Throughout the festival Wavy Gravy danced to the microphone with updates on the number of cool cats sitting on the hillside of Max Yasgur’s farm. When he exclaimed half-a-million, whoops and whistles rose up to the spirit in the sky. All the hippies in America, maybe the world, had come together. I was right where I was supposed to be.
My friends and I told and retold Woodstock tales for a time afterwards. And then it was over. Or so it seemed.
Eight years later as I stirred spaghetti sauce in my Sandburg Village kitchen in Chicago, my ten-year old son and his friends were snickering in the doorway.
“Go ahead. Ask her.” My son elbowed his friend.
“Did you really go to Woodstock?” He asked.
“Yes, I did.”
“See, I told you.”
“Wow. What was it like?”
I brought out a small box of photos and souvenirs including my prized ticket to Woodstock to show the unbelievers. Until that point I’d kept Woodstock quiet. No one in my new crowd of straight and sober friends was or ever had been a hippie.
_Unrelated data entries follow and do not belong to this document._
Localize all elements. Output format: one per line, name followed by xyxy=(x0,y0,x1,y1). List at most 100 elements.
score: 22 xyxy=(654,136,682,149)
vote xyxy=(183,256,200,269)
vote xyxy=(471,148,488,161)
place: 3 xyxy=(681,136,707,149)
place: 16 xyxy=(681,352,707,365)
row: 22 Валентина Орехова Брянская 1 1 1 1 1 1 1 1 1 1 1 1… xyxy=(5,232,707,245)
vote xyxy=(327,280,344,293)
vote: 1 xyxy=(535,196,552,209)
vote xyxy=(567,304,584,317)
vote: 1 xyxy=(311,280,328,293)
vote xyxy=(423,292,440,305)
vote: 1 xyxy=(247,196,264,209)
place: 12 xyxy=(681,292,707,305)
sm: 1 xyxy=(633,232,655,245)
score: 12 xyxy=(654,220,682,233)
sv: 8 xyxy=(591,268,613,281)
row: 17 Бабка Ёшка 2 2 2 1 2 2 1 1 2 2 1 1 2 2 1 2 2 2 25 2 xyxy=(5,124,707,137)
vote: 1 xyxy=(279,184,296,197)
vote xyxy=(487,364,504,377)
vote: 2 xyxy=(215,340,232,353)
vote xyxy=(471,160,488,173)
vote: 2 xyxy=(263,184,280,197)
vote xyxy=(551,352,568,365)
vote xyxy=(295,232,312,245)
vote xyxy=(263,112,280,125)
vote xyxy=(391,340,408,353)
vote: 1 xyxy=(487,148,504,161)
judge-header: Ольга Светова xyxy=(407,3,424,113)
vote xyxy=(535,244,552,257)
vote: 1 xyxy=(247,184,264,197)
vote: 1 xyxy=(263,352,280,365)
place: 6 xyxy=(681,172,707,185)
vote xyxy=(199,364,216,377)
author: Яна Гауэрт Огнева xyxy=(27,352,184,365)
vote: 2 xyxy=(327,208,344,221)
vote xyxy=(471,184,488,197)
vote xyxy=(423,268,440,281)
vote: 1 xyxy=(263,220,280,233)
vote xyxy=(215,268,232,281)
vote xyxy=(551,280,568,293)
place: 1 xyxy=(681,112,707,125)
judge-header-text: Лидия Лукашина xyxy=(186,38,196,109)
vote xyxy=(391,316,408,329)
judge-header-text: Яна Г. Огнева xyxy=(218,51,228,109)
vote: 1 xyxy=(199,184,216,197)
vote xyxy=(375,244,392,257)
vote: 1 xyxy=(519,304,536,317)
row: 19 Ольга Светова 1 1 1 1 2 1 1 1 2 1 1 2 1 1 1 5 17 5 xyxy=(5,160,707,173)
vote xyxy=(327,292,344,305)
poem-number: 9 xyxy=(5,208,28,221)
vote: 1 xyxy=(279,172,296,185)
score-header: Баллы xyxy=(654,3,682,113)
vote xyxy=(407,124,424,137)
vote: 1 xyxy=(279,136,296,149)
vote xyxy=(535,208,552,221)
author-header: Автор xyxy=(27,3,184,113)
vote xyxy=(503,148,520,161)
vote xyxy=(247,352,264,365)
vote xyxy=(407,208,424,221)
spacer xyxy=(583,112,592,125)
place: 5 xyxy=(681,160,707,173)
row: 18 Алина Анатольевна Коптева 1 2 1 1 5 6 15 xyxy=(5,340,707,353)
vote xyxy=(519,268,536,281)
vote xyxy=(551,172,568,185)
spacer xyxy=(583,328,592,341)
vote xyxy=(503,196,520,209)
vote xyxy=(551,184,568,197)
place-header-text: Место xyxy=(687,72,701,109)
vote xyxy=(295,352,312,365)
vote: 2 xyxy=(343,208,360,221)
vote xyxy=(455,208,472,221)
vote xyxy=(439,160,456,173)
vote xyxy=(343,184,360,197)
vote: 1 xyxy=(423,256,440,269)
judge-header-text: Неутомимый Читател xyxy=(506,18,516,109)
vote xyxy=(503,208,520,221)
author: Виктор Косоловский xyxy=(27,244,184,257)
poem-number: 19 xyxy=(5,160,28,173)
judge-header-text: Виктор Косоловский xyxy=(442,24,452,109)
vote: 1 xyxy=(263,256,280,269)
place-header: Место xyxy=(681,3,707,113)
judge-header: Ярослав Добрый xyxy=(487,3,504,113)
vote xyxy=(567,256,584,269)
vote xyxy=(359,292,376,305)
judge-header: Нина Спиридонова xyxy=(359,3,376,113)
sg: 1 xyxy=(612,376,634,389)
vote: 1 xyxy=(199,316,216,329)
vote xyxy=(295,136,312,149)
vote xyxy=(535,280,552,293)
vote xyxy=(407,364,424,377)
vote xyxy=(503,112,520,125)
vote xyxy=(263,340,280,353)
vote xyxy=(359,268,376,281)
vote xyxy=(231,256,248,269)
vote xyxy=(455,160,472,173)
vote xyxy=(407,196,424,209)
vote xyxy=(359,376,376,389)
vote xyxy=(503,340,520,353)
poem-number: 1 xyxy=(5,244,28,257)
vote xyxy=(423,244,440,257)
Woodstock wasn’t yet a badge of honor, rather the confession of a derelict life.
But after wowing those ten-year old boys, I knew I was on to something.
In 1969, half a million was only .2% of the population. By 1979 we were an elite group, only 500,000 of us. In 1994 I interviewed for a twenty-fifth anniversary story in a local Chicago paper. The Presbyterian church showed Woodstock the movie and asked me to give a talk about my experience.
My ten year old grandson called one day in 2007 and asked, “Regan, my dad said you went to Woodstock. Is that true?” I assured him it was.
“We just watched the movie. It looks pretty wild.”
That box of souvenirs mysteriously disappeared after I showed it to his father’s pals at the same age. My grandson didn’t need proof to tell his friends though. Unbelievable reality turns believable with age. He asked about my favorite Woodstock band. The next Christmas he gave me a complete set of Janis Joplin.
Using “Woodstock” in the description of my upcoming book on Amazon optimizes search engine results. Even in my seventies friends introduce me as “…she went to Woodstock.” What are they implying? Drugs? Hippie? ‘60s radical? Or simply that I used to be a hot shit badass.